Let $f: [0;1] \rightarrow \mathbb{R}$ be a Lipschitz continuous function, with Lipschitz constant $L>0$ and $X$ be a random variable uniformly distributed on $[0;1]$.
Let $X_n=2^{-n}\left\lfloor2^nX\right\rfloor,Y_n=2^n(f(X_n+\frac{1}{2^n})-f(X_n)),
\mathcal{F}_n=\sigma(X_0,…,X_n)$ and $\mathcal{F}_{\infty}=\bigcap_{n \in \mathbb{N}}\sigma(\bigcup_{k \geq n}\sigma(X_k)).$
We can prove that $\mathcal{F}_n=\sigma(X_n),\mathcal{F}_{\infty}=\sigma(X)$ and that $(Y_n)_n$ is a martingale for the filtration $(\mathcal{F}_n)_n$ such that $|Y_n| \leq L,$ then $(Y_n)_n$ converges a.s and in $L^1$ to a random variable Y such that there exists a bounded measurable function $h:[0;1] \rightarrow \mathbb{R}$ such that $Y=h(X)$ a.s.

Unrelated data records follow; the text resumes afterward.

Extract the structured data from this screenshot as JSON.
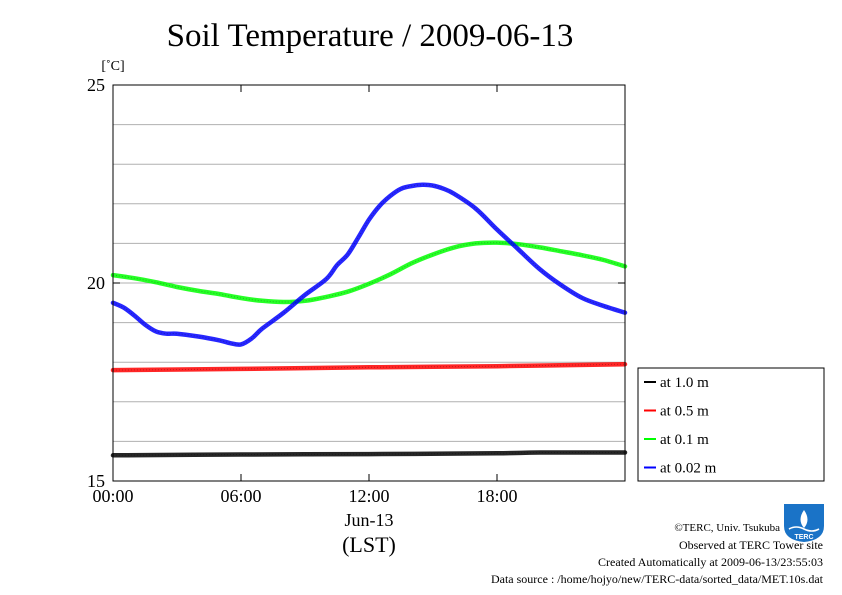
{
  "chart_data": {
    "type": "line",
    "title": "Soil Temperature / 2009-06-13",
    "yunit": "[˚C]",
    "ylim": [
      15,
      25
    ],
    "yticks": [
      15,
      20,
      25
    ],
    "y_minor_grid": [
      16,
      17,
      18,
      19,
      21,
      22,
      23,
      24
    ],
    "xlim": [
      0,
      24
    ],
    "xticks": [
      {
        "value": 0,
        "label": "00:00"
      },
      {
        "value": 6,
        "label": "06:00"
      },
      {
        "value": 12,
        "label": "12:00"
      },
      {
        "value": 18,
        "label": "18:00"
      }
    ],
    "xlabel_date": "Jun-13",
    "xlabel": "(LST)",
    "legend": "right",
    "series": [
      {
        "name": "at 1.0 m",
        "color": "#000000",
        "x": [
          0,
          6,
          12,
          18,
          20,
          24
        ],
        "y": [
          15.65,
          15.67,
          15.68,
          15.7,
          15.72,
          15.72
        ]
      },
      {
        "name": "at 0.5 m",
        "color": "#ff0000",
        "x": [
          0,
          6,
          12,
          18,
          24
        ],
        "y": [
          17.8,
          17.83,
          17.87,
          17.9,
          17.95
        ]
      },
      {
        "name": "at 0.1 m",
        "color": "#00ff00",
        "x": [
          0,
          1,
          2,
          3,
          4,
          5,
          6,
          7,
          8,
          9,
          10,
          11,
          12,
          13,
          14,
          15,
          16,
          17,
          18,
          19,
          20,
          21,
          22,
          23,
          24
        ],
        "y": [
          20.2,
          20.12,
          20.02,
          19.9,
          19.8,
          19.72,
          19.62,
          19.55,
          19.52,
          19.55,
          19.65,
          19.78,
          19.98,
          20.22,
          20.5,
          20.72,
          20.9,
          21.0,
          21.02,
          20.98,
          20.9,
          20.8,
          20.7,
          20.58,
          20.42
        ]
      },
      {
        "name": "at 0.02 m",
        "color": "#0000ff",
        "x": [
          0,
          0.5,
          1,
          1.5,
          2,
          2.5,
          3,
          4,
          5,
          5.5,
          6,
          6.5,
          7,
          8,
          9,
          10,
          10.5,
          11,
          11.5,
          12,
          12.5,
          13,
          13.5,
          14,
          14.5,
          15,
          15.5,
          16,
          17,
          18,
          19,
          20,
          21,
          22,
          23,
          24
        ],
        "y": [
          19.5,
          19.38,
          19.18,
          18.95,
          18.78,
          18.72,
          18.72,
          18.65,
          18.55,
          18.48,
          18.45,
          18.6,
          18.85,
          19.25,
          19.7,
          20.1,
          20.45,
          20.72,
          21.15,
          21.6,
          21.95,
          22.2,
          22.38,
          22.45,
          22.48,
          22.46,
          22.38,
          22.25,
          21.88,
          21.35,
          20.85,
          20.35,
          19.95,
          19.62,
          19.42,
          19.25
        ]
      }
    ]
  },
  "credits": {
    "copyright": "©TERC, Univ. Tsukuba",
    "site": "Observed at TERC Tower site",
    "created": "Created Automatically at 2009-06-13/23:55:03",
    "source": "Data source : /home/hojyo/new/TERC-data/sorted_data/MET.10s.dat",
    "logo_text": "TERC"
  }
}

We have $$Y_n=E[Y|\mathcal{F}_n]=E[h(X)|X_n]=2^n\int_{X_n}^{X_n+\frac{1}{2^n}}h(x)dx$$ so
$$\forall x \in [0;1],f(x)=f(0)+\int_0^xh(y)dy$$
If the function $f$ was from $[0;1]^d$ to $\mathbb{R}$, how should we define $X_n$ and $Y_n$? We should take $X$ uniformly distributed on $[0,1]^d$?
Best Answer
A function $f:\mathbb{R}^d\rightarrow \mathbb{R}$ is differentiable at the point $X$ iff there exists a function $\displaystyle J:\mathbb{R}^d\rightarrow \mathbb{R}$ such that $\lim_{h\rightarrow 0}\frac{f(X+h)-f(X)-J(h)}{||h||}=0$.

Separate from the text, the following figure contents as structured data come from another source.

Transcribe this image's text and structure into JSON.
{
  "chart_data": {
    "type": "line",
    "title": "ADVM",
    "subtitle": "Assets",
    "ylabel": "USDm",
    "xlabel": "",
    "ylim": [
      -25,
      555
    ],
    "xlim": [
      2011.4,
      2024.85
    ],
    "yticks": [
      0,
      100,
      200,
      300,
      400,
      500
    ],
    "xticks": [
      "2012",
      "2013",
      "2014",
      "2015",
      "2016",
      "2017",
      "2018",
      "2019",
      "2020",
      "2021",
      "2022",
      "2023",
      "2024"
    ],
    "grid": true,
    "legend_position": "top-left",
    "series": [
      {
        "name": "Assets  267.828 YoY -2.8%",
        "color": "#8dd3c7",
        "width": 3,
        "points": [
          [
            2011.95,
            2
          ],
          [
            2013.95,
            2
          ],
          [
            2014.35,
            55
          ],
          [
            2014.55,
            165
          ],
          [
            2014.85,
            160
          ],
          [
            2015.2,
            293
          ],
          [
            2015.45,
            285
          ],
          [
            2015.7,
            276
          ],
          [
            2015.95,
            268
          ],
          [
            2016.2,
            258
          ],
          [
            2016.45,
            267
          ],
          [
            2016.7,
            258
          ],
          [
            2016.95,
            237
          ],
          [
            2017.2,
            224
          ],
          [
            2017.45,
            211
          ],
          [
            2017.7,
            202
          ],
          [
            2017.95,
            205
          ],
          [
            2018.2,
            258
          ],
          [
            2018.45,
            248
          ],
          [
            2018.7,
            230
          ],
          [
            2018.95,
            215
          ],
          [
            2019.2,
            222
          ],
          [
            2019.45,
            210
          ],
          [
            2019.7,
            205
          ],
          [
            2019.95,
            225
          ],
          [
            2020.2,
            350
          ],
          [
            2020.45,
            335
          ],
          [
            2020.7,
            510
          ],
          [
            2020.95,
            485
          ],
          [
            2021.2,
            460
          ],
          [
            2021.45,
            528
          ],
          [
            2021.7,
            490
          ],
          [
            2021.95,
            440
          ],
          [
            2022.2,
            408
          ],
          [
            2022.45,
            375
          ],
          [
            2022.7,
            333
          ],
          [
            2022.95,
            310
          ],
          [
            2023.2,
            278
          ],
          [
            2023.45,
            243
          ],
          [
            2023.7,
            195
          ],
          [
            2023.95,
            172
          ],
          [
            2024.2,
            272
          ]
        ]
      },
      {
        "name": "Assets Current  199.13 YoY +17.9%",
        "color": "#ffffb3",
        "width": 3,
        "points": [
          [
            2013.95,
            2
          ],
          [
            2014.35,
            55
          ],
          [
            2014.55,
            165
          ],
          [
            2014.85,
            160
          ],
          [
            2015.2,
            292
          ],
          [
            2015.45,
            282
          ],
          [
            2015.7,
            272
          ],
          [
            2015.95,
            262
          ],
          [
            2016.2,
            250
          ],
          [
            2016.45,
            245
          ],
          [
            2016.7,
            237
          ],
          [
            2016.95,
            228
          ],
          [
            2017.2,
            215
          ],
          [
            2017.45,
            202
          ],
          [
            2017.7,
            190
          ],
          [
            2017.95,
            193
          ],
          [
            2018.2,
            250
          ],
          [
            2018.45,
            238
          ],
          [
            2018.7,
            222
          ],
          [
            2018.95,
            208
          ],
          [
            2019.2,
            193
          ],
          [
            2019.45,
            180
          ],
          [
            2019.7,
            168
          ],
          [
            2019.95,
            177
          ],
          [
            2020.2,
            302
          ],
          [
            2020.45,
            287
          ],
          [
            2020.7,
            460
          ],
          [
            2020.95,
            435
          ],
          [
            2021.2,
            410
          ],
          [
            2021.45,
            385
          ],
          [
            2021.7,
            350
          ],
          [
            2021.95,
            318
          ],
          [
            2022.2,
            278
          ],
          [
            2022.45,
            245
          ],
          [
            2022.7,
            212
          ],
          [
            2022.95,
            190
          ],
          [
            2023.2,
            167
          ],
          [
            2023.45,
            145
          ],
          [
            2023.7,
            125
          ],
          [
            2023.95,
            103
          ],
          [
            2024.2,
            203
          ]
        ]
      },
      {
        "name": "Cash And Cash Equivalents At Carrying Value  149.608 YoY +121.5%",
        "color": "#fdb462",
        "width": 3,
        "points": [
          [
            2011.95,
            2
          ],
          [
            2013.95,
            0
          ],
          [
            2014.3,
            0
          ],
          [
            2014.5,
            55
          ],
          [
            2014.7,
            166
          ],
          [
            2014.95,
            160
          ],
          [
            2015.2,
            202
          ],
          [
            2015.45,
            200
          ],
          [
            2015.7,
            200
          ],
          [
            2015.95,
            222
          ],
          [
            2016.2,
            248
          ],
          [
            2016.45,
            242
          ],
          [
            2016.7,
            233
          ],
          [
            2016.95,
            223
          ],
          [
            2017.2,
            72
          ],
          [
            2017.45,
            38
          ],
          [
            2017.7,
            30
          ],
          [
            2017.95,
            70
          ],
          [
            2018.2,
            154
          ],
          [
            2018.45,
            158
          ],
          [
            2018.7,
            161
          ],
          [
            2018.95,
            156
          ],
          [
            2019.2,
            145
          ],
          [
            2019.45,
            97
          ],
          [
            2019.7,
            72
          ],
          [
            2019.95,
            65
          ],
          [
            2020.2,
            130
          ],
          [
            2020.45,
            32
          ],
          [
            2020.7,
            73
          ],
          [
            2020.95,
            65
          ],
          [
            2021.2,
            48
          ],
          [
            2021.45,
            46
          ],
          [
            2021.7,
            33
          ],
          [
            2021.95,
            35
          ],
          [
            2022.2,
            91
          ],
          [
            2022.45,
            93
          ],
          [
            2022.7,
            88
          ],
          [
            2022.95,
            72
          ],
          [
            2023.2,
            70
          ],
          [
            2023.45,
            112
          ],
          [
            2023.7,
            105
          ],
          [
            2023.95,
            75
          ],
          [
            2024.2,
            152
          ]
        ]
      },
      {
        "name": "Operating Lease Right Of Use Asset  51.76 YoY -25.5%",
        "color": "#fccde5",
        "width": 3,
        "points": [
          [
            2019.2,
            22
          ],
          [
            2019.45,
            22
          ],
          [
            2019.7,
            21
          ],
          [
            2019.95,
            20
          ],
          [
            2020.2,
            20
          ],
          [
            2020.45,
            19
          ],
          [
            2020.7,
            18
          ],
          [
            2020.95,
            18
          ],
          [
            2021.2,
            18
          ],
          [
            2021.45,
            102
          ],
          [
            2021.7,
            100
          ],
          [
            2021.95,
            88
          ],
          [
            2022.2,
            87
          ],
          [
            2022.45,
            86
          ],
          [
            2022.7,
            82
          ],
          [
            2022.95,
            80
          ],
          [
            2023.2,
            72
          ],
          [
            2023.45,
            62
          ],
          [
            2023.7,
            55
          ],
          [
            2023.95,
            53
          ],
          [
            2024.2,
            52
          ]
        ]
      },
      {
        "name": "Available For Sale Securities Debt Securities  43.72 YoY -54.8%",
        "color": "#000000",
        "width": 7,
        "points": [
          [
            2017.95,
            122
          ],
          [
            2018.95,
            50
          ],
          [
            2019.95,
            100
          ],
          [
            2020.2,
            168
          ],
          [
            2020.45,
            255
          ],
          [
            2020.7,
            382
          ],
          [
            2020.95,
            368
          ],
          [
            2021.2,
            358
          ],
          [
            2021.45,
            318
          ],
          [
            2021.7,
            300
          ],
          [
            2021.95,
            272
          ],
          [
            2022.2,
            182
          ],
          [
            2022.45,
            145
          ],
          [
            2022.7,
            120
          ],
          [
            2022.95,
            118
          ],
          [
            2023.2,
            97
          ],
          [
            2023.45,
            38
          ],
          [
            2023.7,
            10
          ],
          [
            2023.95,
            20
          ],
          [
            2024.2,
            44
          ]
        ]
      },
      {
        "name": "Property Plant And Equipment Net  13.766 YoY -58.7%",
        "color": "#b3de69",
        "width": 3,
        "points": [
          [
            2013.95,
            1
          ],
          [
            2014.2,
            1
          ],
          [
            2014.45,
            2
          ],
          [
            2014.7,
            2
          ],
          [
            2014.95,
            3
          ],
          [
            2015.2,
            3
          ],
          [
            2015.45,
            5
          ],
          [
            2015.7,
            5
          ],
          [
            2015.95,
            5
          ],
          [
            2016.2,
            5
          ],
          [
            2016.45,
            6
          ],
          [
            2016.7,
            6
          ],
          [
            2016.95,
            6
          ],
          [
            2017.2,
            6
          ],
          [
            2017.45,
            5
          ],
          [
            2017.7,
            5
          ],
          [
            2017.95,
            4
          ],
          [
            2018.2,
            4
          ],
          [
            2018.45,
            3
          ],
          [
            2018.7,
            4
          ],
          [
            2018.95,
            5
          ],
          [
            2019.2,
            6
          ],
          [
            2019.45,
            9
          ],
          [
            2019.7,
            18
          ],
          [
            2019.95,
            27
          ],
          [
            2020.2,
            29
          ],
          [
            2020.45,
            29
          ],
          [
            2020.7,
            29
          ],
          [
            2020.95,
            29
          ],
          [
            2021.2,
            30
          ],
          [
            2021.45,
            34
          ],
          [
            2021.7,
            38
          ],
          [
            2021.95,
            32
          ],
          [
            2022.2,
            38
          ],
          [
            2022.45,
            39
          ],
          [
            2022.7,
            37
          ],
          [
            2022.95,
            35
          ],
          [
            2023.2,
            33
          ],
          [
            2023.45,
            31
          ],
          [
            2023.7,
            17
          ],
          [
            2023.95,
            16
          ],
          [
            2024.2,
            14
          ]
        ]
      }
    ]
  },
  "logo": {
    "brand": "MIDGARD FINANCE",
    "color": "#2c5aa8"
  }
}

This is what I guess might happen in the $d=2$ case:
Given $X=(x,y)\in [0,1]^2$, define $X_{n}=(x_n,y_n)=2^{2n}(\lfloor2^{-n}x\rfloor,\lfloor 2^{-n}y\rfloor)$.
We want to find a function $J=(J_1,J_2)$ such that, at almost all points $X=(x,y)$, $J=(\frac{\partial f}{\partial x},\frac{\partial f}{\partial y})$.
Define $\displaystyle Y_{1,n}=2^{2n}\int_{y_n}^{y_n+2^{-n}} \left(f(x_n+2^{-n},s)-f(x_n,s) \right)\mathrm{d}s$ and $\displaystyle Y_{2,n}=2^{2n}\int_{x_n}^{x_n+2^{-n}}\left( f(t,y_n+2^{-n})-f(t,y_n)\right)\mathrm{d}t$.
The main motivation for this definition of $Y_{1,n}$ is the fact that, if $f$ could be assumed to be differentiable, then we would have $ \displaystyle 2^{2n}\int_{x_n}^{x_n+2^{-n}}\int_{y_n}^{y_n+2^{-n}}\frac{\partial f}{\partial x} \mathrm{d}s\mathrm{d}t=2^{2n}\int_{y_n}^{y_n+2^{-n}}\left(f(x_n+2^{-n})-f(x_n)\right)\mathrm{d}t$
As before, $(Y_{1,n},Y_{2,n})$ converges to a vector $Y=(Y_1,Y_2)$ and there exists a bounded measurable $J$ such that $Y=J(X)$ a.s.
We have
$\displaystyle Y_{1,n}(X)=\mathbb{E}(Y_1|X_{n})=2^{2n}\int_{x_n}^{x_n+2^{-n}}\int_{y_n}^{y_n+2^{-n}} J_1(s,t)\mathrm{d}s \mathrm{d}t$ $\displaystyle Y_{2,n}(X)=\mathbb{E}(Y_2|X_{n})=2^{2n}\int_{x_n}^{x_n+2^{-n}}\int_{y_n}^{y_n+2^{-n}} J_2(s,t) \mathrm{d}s \mathrm{d}t$
If $L$ is a smooth curve going from $0$ to $X$, then $\displaystyle f(X)=f(0)+\int_L J\cdot\mathrm{d}L$.